道具考-1

 普段使用している道具の中からのお話。今回は金床。私が使っている金床は鉄道レールを切断したものです。これは20数年前に、親しくしていた鋸屋さんに頂いたもので、木工を生業にしようと決心した頃でしたので特別愛着があり現在に至るまで重宝しています。 このレールは小海線のものだそうで随分使い込まれており内側が車輪の圧力でダレが生じているのが写真でも確認できます。この上をSLが走ったかもしれません。厳冬期には圧雪に閉ざされ、真夏には膨張してイヌクギを緩めてしまったでしょう。また八ヶ岳特有の現象十何年に一度のヤスデの大発生、レールにはい上がったヤスデは車輪につぶされ、油分がスリップを起こさせ列車を立ち往生させる厄介者、その車輪空転現場にいたかもしれません。

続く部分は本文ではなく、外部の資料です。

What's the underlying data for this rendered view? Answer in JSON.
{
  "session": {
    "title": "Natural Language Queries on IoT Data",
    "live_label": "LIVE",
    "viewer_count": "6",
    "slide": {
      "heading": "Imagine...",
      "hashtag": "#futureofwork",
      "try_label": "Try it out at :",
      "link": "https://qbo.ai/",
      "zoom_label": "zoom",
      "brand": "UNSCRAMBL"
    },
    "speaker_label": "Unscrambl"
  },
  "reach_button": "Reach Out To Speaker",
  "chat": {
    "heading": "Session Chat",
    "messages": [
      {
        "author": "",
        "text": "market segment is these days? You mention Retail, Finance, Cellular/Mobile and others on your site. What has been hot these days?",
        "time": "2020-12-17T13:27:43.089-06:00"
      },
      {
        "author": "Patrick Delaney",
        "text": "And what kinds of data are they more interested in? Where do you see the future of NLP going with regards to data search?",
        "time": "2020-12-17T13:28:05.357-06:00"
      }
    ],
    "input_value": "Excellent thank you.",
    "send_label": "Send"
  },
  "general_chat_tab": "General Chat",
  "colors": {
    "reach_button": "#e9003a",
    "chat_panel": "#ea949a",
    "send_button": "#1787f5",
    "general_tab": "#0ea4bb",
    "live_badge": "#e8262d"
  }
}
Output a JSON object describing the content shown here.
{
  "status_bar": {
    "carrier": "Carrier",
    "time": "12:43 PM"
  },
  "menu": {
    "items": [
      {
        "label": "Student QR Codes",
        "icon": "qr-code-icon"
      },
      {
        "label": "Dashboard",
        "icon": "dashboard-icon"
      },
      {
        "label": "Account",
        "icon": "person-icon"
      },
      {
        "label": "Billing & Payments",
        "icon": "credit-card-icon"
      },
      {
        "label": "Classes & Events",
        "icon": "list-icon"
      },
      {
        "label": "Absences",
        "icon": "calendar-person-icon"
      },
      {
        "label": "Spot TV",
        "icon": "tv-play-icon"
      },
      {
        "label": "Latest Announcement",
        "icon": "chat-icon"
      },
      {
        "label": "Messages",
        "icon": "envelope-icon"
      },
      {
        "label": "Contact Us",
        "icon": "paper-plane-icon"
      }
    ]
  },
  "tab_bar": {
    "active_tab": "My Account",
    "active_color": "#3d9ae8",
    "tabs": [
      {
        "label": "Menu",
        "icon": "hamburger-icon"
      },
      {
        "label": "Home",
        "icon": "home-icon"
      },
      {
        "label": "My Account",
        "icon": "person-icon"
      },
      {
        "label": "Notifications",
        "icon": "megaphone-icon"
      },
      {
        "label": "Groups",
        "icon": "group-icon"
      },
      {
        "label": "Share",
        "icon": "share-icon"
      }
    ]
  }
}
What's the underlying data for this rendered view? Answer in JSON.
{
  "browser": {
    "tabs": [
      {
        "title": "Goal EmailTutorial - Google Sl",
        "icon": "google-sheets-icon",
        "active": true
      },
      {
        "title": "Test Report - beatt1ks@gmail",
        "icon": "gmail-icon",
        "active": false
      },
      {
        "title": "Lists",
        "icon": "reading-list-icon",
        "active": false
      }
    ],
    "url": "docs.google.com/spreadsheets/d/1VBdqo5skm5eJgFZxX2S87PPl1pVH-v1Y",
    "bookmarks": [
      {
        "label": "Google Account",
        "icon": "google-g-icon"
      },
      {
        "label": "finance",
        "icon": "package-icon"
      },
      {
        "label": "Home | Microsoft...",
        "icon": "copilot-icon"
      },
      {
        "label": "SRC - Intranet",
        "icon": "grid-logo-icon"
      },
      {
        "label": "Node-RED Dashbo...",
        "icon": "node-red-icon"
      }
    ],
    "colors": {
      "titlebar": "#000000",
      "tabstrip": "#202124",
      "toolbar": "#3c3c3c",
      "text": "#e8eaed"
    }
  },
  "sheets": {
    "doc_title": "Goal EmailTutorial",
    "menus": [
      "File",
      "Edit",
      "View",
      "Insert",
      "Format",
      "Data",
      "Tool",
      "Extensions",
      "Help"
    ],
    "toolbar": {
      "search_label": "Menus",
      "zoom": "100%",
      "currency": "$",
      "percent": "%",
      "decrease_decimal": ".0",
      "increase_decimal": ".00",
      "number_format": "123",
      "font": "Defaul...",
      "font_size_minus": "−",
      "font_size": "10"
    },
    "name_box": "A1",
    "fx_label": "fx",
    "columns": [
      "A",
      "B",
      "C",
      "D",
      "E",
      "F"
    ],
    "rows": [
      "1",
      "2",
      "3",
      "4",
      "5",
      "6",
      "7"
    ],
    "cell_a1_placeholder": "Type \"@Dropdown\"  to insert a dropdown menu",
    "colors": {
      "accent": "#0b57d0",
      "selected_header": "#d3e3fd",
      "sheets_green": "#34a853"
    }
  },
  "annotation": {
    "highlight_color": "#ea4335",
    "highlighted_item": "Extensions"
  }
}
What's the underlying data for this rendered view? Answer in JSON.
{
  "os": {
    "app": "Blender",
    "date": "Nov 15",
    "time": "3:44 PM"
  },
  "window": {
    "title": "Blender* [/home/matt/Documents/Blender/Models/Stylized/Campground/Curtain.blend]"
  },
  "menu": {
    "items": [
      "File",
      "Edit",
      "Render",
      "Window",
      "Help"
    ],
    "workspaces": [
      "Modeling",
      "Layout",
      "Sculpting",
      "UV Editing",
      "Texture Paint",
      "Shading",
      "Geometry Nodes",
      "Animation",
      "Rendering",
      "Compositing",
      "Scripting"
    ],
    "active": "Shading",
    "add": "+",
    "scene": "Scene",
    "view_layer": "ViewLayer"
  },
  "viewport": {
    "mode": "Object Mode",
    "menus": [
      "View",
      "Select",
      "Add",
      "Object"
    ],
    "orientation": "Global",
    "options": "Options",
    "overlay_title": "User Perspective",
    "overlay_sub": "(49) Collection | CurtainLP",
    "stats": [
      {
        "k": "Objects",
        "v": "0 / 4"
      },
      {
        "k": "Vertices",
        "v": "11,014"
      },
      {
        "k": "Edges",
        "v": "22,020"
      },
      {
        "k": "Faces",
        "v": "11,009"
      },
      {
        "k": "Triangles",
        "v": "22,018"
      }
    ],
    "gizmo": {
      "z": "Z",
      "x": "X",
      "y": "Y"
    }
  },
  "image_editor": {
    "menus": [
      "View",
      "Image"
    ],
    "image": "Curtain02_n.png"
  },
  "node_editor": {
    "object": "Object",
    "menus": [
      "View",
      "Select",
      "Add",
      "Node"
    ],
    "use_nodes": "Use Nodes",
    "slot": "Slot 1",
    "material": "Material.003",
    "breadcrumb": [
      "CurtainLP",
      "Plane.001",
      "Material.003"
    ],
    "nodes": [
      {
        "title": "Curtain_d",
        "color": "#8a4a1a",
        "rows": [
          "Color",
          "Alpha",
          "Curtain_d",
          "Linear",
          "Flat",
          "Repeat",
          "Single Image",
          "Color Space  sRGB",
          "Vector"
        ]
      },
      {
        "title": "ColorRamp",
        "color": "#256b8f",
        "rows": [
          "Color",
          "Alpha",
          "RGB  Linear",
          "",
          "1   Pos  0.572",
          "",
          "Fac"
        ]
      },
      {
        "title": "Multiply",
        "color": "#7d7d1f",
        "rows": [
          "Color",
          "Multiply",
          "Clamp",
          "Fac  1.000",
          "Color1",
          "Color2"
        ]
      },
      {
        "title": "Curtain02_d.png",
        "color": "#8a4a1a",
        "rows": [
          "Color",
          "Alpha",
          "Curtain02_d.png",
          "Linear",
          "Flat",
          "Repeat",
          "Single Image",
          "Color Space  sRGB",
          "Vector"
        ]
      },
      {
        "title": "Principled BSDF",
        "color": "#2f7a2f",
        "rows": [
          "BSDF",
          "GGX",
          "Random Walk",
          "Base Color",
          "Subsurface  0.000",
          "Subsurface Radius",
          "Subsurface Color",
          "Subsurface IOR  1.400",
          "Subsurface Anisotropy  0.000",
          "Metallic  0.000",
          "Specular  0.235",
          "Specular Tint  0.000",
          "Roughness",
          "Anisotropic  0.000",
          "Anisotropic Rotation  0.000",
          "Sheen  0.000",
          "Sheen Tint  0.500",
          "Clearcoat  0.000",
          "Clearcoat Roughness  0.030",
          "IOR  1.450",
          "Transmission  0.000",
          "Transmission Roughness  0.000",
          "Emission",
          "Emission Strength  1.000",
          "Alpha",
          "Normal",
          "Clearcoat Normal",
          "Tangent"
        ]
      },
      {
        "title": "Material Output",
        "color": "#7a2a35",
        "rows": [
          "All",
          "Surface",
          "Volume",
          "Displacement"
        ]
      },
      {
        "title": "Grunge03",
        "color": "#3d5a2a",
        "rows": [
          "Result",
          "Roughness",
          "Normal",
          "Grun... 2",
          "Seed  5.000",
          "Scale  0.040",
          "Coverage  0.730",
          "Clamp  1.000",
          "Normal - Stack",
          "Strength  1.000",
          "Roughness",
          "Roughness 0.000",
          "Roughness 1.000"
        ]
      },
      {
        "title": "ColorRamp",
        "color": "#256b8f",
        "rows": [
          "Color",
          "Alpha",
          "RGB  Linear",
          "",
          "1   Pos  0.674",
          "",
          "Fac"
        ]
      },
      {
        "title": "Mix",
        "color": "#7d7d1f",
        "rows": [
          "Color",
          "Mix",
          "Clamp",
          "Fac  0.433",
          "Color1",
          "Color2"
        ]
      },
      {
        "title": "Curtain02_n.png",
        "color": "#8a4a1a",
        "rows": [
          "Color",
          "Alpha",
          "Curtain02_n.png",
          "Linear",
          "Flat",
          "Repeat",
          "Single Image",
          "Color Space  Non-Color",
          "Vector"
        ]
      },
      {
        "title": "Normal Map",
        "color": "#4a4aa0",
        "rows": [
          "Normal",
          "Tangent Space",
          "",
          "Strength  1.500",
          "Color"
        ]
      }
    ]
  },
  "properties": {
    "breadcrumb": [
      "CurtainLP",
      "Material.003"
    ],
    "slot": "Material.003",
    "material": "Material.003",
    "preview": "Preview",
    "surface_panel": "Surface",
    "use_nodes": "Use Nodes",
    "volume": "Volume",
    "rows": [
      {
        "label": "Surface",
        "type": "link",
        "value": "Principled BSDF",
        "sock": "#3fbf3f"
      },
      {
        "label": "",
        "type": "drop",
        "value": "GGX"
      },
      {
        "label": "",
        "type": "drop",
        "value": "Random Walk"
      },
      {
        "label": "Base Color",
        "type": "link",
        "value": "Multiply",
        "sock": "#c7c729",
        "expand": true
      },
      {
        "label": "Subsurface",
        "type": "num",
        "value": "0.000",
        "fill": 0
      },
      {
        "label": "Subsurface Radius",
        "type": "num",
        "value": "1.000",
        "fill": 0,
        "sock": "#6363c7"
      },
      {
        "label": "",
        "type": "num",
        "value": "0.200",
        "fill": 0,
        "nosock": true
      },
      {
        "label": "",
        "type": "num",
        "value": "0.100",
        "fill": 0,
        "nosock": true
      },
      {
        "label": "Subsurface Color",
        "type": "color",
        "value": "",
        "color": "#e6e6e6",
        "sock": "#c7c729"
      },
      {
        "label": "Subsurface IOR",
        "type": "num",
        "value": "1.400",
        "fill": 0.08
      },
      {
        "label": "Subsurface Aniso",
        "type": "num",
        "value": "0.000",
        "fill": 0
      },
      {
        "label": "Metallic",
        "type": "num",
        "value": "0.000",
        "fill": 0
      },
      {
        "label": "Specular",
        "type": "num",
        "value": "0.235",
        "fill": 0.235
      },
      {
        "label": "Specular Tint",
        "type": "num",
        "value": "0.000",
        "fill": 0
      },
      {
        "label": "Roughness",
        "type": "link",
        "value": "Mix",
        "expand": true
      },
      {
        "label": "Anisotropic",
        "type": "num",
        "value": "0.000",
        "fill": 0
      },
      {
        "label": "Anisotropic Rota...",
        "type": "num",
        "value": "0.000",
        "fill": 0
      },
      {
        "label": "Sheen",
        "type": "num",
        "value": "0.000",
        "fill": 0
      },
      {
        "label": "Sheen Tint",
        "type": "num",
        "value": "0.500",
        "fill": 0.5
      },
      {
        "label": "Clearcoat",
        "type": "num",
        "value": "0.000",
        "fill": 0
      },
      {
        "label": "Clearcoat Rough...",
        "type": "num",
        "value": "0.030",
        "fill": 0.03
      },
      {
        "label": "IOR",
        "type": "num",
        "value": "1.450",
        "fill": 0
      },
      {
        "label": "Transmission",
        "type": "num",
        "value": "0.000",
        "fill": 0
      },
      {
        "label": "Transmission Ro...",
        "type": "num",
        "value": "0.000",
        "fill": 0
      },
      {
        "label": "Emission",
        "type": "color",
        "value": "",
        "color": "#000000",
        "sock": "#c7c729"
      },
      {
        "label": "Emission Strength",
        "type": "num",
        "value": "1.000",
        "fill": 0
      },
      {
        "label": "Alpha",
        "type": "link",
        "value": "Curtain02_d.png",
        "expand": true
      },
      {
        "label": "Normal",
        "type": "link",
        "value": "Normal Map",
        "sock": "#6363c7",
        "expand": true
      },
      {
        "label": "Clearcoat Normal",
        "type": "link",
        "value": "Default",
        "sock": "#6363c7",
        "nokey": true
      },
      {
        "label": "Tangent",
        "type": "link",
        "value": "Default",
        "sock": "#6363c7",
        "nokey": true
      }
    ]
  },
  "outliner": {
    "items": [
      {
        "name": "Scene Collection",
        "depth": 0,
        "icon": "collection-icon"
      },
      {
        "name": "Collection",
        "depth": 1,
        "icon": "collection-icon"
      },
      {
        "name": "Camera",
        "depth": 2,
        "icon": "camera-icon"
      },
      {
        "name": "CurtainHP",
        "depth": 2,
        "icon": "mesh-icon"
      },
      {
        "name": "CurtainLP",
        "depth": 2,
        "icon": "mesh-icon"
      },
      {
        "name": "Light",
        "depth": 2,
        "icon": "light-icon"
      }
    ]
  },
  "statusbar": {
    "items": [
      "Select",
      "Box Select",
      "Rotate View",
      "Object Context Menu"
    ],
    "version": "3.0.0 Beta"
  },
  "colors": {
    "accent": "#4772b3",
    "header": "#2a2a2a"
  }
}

そして今短く切られハンマーで叩かれたり、接着の際の重しになったりしています。 その断面を改めて見つめ直すと、なんと美しい形なのだろうか。これ以上引く事も足す事も出来ない完成された形の持つ美しさ。それに使い続けられ、それに耐えた美しさ。工房の隅にころがしておくには忍びないとは思いますが、使ってこその道具、飾り物になってしまってはおしまい、まだまだ叩かれ重しになって頂きましょう。